We also checked how the classification performance of the trained YOLO network changes for new data sets other than the existing data sets. Thus, we acquired data in a new environment and put the data into the pre-trained network to evaluate its performance. Figure 10 shows the result of immediately discriminating the type and moving direction of the detected object by the pre-trained network. As given in the yellow box, although they are new data that have not been used for training, the pre-trained network shows quite high identification accuracy.

In the newly acquired data set, the type and moving direction of the car were determined with an average of 85% accuracy. We expected that higher recognition accuracy can be obtained by increasing the amount of radar sensor data used for network training. In addition, as shown in Figure 10, the tree on the right side of the vehicle is continuously detected, but the YOLO-based network determined it as a meaningless target. By accumulating experimental data for various types of targets on the road and labeling them, a network having more stable classification performance can be trained.

5. Conclusions

In this paper, we proposed a method of classifying the type of target and estimating its moving direction in the millimeter-wave FMCW radar system.
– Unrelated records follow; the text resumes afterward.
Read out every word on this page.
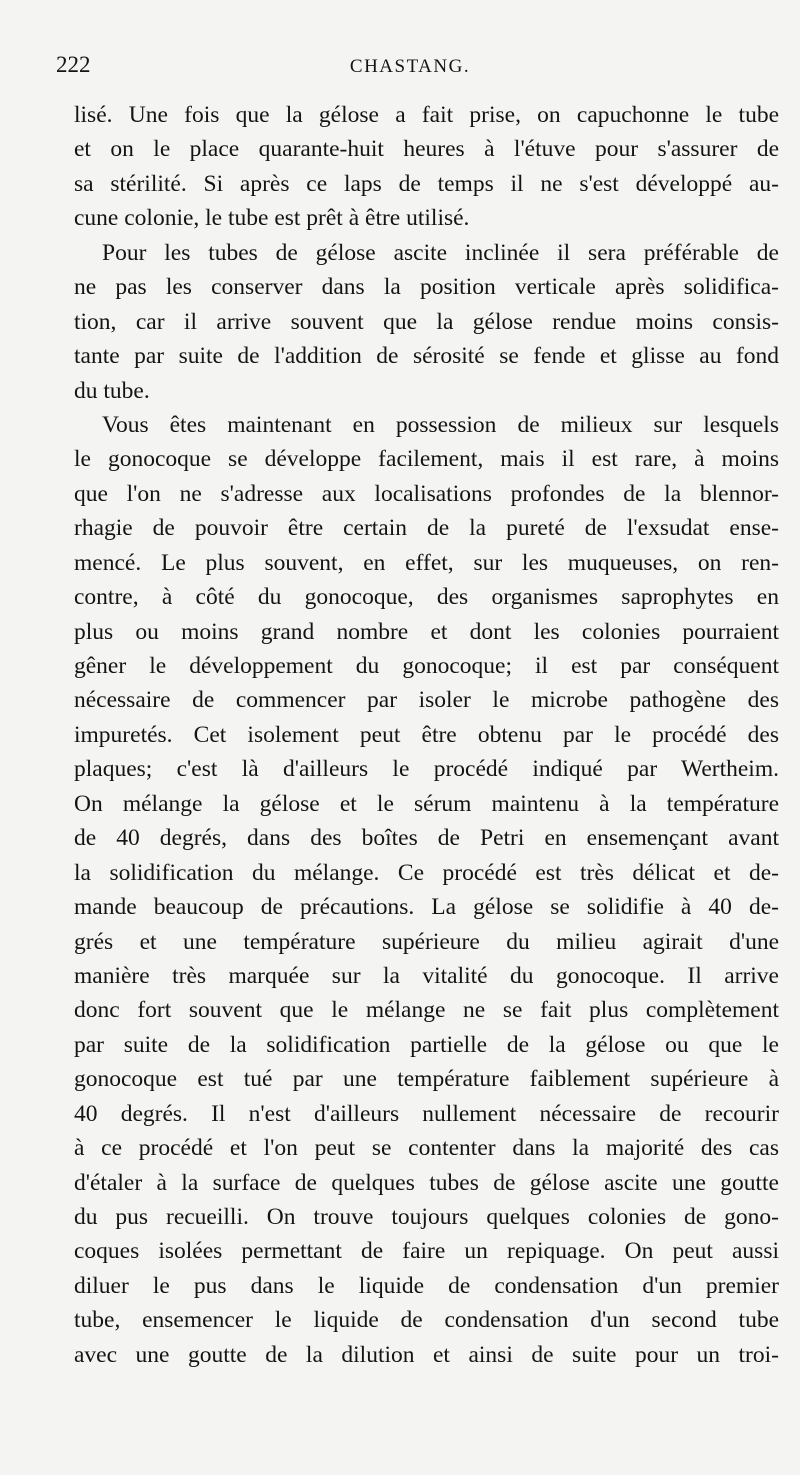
222	CHASTANG.
lisé. Une fois que la gélose a fait prise, on capuchonne le tube
et on le place quarante-huit heures à l'étuve pour s'assurer de
sa stérilité. Si après ce laps de temps il ne s'est développé au-
cune colonie, le tube est prêt à être utilisé.
Pour les tubes de gélose ascite inclinée il sera préférable de
ne pas les conserver dans la position verticale après solidifica-
tion, car il arrive souvent que la gélose rendue moins consis-
tante par suite de l'addition de sérosité se fende et glisse au fond
du tube.
Vous êtes maintenant en possession de milieux sur lesquels
le gonocoque se développe facilement, mais il est rare, à moins
que l'on ne s'adresse aux localisations profondes de la blennor-
rhagie de pouvoir être certain de la pureté de l'exsudat ense-
mencé. Le plus souvent, en effet, sur les muqueuses, on ren-
contre, à côté du gonocoque, des organismes saprophytes en
plus ou moins grand nombre et dont les colonies pourraient
gêner le développement du gonocoque; il est par conséquent
nécessaire de commencer par isoler le microbe pathogène des
impuretés. Cet isolement peut être obtenu par le procédé des
plaques; c'est là d'ailleurs le procédé indiqué par Wertheim.
On mélange la gélose et le sérum maintenu à la température
de 40 degrés, dans des boîtes de Petri en ensemençant avant
la solidification du mélange. Ce procédé est très délicat et de-
mande beaucoup de précautions. La gélose se solidifie à 40 de-
grés et une température supérieure du milieu agirait d'une
manière très marquée sur la vitalité du gonocoque. Il arrive
donc fort souvent que le mélange ne se fait plus complètement
par suite de la solidification partielle de la gélose ou que le
gonocoque est tué par une température faiblement supérieure à
40 degrés. Il n'est d'ailleurs nullement nécessaire de recourir
à ce procédé et l'on peut se contenter dans la majorité des cas
d'étaler à la surface de quelques tubes de gélose ascite une goutte
du pus recueilli. On trouve toujours quelques colonies de gono-
coques isolées permettant de faire un repiquage. On peut aussi
diluer le pus dans le liquide de condensation d'un premier
tube, ensemencer le liquide de condensation d'un second tube
avec une goutte de la dilution et ainsi de suite pour un troi-
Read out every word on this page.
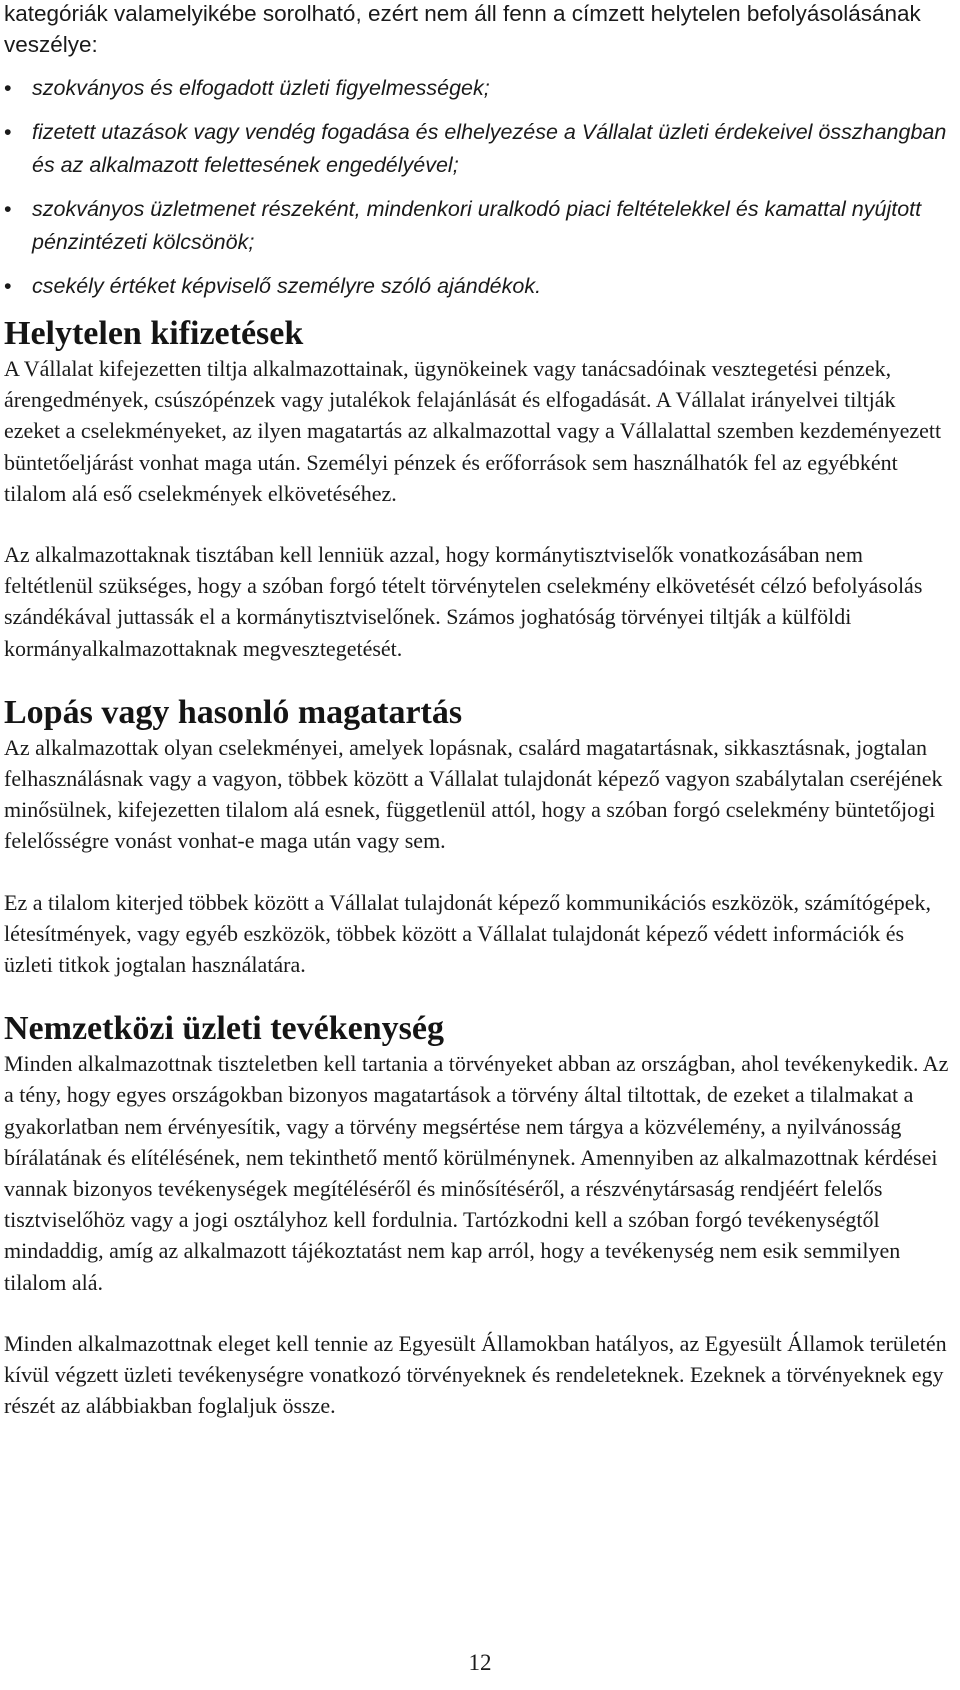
kategóriák valamelyikébe sorolható, ezért nem áll fenn a címzett helytelen befolyásolásának veszélye:

• szokványos és elfogadott üzleti figyelmességek;
• fizetett utazások vagy vendég fogadása és elhelyezése a Vállalat üzleti érdekeivel összhangban és az alkalmazott felettesének engedélyével;
• szokványos üzletmenet részeként, mindenkori uralkodó piaci feltételekkel és kamattal nyújtott pénzintézeti kölcsönök;
• csekély értéket képviselő személyre szóló ajándékok.
Helytelen kifizetések

A Vállalat kifejezetten tiltja alkalmazottainak, ügynökeinek vagy tanácsadóinak vesztegetési pénzek, árengedmények, csúszópénzek vagy jutalékok felajánlását és elfogadását. A Vállalat irányelvei tiltják ezeket a cselekményeket, az ilyen magatartás az alkalmazottal vagy a Vállalattal szemben kezdeményezett büntetőeljárást vonhat maga után. Személyi pénzek és erőforrások sem használhatók fel az egyébként tilalom alá eső cselekmények elkövetéséhez.

Az alkalmazottaknak tisztában kell lenniük azzal, hogy kormánytisztviselők vonatkozásában nem feltétlenül szükséges, hogy a szóban forgó tételt törvénytelen cselekmény elkövetését célzó befolyásolás szándékával juttassák el a kormánytisztviselőnek. Számos joghatóság törvényei tiltják a külföldi kormányalkalmazottaknak megvesztegetését.

Lopás vagy hasonló magatartás

Az alkalmazottak olyan cselekményei, amelyek lopásnak, csalárd magatartásnak, sikkasztásnak, jogtalan felhasználásnak vagy a vagyon, többek között a Vállalat tulajdonát képező vagyon szabálytalan cseréjének minősülnek, kifejezetten tilalom alá esnek, függetlenül attól, hogy a szóban forgó cselekmény büntetőjogi felelősségre vonást vonhat-e maga után vagy sem.

Ez a tilalom kiterjed többek között a Vállalat tulajdonát képező kommunikációs eszközök, számítógépek, létesítmények, vagy egyéb eszközök, többek között a Vállalat tulajdonát képező védett információk és üzleti titkok jogtalan használatára.

Nemzetközi üzleti tevékenység

Minden alkalmazottnak tiszteletben kell tartania a törvényeket abban az országban, ahol tevékenykedik. Az a tény, hogy egyes országokban bizonyos magatartások a törvény által tiltottak, de ezeket a tilalmakat a gyakorlatban nem érvényesítik, vagy a törvény megsértése nem tárgya a közvélemény, a nyilvánosság bírálatának és elítélésének, nem tekinthető mentő körülménynek. Amennyiben az alkalmazottnak kérdései vannak bizonyos tevékenységek megítéléséről és minősítéséről, a részvénytársaság rendjéért felelős tisztviselőhöz vagy a jogi osztályhoz kell fordulnia. Tartózkodni kell a szóban forgó tevékenységtől mindaddig, amíg az alkalmazott tájékoztatást nem kap arról, hogy a tevékenység nem esik semmilyen tilalom alá.

Minden alkalmazottnak eleget kell tennie az Egyesült Államokban hatályos, az Egyesült Államok területén kívül végzett üzleti tevékenységre vonatkozó törvényeknek és rendeleteknek. Ezeknek a törvényeknek egy részét az alábbiakban foglaljuk össze.

12
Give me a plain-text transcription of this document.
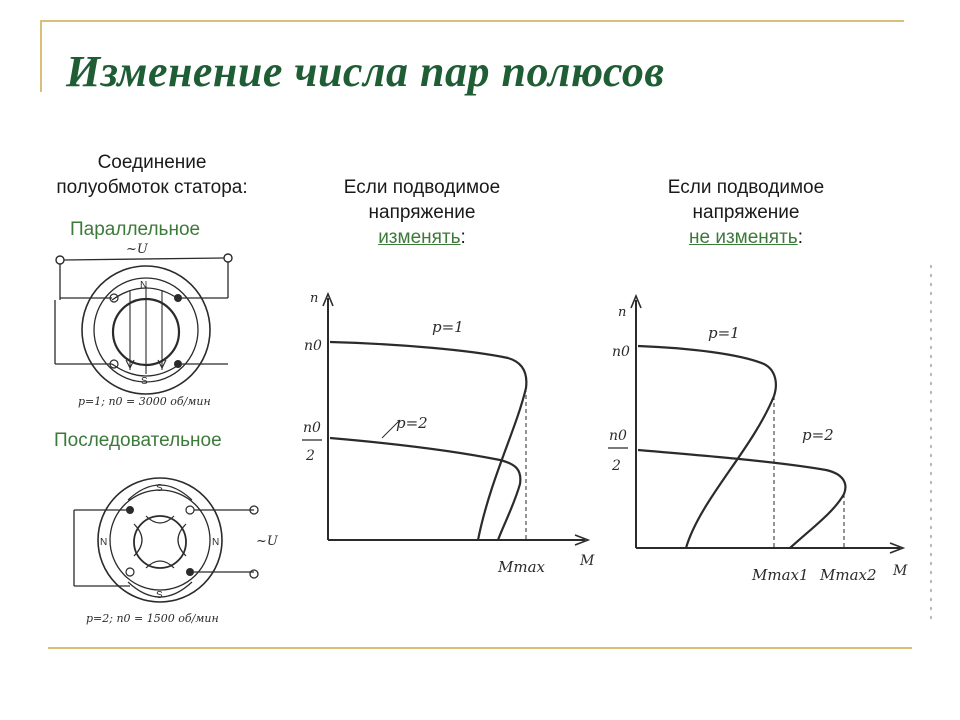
Изменение числа пар полюсов
Соединение
полуобмоток статора:
Параллельное
Последовательное
Если подводимое
напряжение
изменять:
Если подводимое
напряжение
не изменять:
~U
N
S
p=1; n0 = 3000 об/мин
~U
S
S
N	N
p=2; n0 = 1500 об/мин
n
M
n0
n0
2
p=1
p=2
Mmax
n
M
n0
n0
2
p=1
p=2
Mmax1 Mmax2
In our method, lossy compression was used to convert the object detection results of the radar sensor into an RGB image format. Then, we designed and trained the YOLO-based classifier with the input images to determine the type and moving direction of a pedestrian, a cyclist, and a car. The trained YOLO network determined the type and direction of the target with an accuracy of over 95%. In addition, for the new data set that were not used for training, the proposed method showed more than 85% recognition and classification accuracy. The results of this study can be used to find out the heading direction of the vehicle through the overall shape of the detected points, which can help predict the next movement of the detected vehicle.